The Bush administration and the Pentagon are stepping up efforts to block the American public and the world from learning the extent of destruction the US military is exacting on the Afghan population.
According to a report in the British Guardian newspaper, the US Defense Department has spent millions of dollars to prevent western media from seeing highly accurate photographs, taken by privately owned satellites, which show the effects of the bombing.
The images were taken from Ikonos, an advanced satellite owned by the Denver-based company Space Imaging. Among the photos the commercial satellite had already taken was a line of alleged terrorists marching between training camps in Jalalabad. The same scene, taken after the bombing campaign began, would have revealed numerous bodies lying on the ground, the newspaper reported.
Rather than leaving the images available to the media, the US military bought exclusive rights to all Ikonos images of Afghanistan in an agreement retroactive to the start of the bombing campaign. According to the Guardian, the decision to shut down access to satellite images was taken October 11, after reports of heavy civilian casualties from the overnight strikes on training camps near Darunta, northwest of Jalalabad.

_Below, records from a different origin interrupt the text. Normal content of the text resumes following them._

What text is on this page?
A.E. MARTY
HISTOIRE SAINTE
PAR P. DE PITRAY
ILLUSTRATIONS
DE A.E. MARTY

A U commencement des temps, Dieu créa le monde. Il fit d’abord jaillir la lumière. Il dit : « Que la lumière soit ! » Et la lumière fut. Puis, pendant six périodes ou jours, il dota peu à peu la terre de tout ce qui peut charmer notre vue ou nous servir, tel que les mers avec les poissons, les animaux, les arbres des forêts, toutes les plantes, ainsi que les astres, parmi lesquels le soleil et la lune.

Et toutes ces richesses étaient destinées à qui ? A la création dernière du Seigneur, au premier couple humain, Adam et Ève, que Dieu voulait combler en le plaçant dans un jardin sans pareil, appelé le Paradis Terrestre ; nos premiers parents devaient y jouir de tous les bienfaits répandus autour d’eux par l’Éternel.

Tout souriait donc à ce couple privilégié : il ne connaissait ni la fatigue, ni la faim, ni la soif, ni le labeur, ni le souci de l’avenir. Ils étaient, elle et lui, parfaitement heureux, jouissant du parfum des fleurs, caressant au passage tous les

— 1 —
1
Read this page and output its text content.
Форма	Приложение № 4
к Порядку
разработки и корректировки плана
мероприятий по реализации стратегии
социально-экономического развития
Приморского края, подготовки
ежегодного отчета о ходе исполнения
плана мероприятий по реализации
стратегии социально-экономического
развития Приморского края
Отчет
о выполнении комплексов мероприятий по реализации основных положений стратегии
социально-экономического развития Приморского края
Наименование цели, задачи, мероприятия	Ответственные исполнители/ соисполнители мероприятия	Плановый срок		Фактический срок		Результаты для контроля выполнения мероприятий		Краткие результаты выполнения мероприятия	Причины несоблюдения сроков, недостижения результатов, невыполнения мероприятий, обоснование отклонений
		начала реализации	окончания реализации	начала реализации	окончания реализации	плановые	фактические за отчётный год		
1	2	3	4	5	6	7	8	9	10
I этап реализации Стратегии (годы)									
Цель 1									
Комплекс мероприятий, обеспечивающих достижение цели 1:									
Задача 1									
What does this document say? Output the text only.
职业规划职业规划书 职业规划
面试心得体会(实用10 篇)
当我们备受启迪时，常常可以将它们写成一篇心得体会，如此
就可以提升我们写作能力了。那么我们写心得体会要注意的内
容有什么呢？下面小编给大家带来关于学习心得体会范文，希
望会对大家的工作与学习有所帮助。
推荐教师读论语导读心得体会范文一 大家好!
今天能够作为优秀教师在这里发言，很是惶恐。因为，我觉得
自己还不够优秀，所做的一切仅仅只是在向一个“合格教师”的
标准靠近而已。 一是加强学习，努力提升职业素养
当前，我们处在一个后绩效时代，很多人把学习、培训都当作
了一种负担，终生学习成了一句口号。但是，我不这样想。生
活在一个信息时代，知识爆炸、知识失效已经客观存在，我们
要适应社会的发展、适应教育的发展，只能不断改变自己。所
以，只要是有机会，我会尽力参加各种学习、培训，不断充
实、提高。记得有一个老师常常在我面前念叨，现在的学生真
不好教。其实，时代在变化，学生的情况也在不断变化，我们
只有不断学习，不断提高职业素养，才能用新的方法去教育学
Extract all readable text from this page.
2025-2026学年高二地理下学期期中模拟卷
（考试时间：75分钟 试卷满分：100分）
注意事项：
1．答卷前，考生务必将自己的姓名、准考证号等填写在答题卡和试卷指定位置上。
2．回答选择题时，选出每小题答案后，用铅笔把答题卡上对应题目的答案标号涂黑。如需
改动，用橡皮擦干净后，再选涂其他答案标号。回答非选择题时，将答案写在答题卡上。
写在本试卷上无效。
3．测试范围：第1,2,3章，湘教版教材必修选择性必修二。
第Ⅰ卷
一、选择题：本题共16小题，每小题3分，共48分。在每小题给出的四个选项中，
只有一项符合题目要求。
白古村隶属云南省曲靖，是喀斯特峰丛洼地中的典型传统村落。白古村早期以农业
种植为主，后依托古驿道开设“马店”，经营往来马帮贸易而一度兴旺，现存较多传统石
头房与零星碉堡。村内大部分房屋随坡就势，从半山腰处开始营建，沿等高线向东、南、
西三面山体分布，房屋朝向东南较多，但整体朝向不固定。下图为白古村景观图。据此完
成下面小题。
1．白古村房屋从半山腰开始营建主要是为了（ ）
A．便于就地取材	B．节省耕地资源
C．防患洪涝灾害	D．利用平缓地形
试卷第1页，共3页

Under US law, the Pentagon has legal power to exercise “shutter control” over civilian satellites launched from the US in order to prevent use of the images by a potential military foe. Since the images of the bombed Afghan bases would not have shown the position of US forces or compromised military security, an attempt to use such claims could have been challenged as unconstitutional, critics have commented.
“If they has imposed shutter control, it is entirely possible that news organizations would have filed a lawsuit against the government arguing prior restraint censorship,” said Dr. John Pike of Globalsecurity, a web site that publishes satellite images of military and alleged terrorist facilities around the world.
The US has no military need for the pictures because it already has seven satellites in orbit. Four of these, called Keyholes, take photographic images estimated to be six to ten times better than those produced by Ikonos.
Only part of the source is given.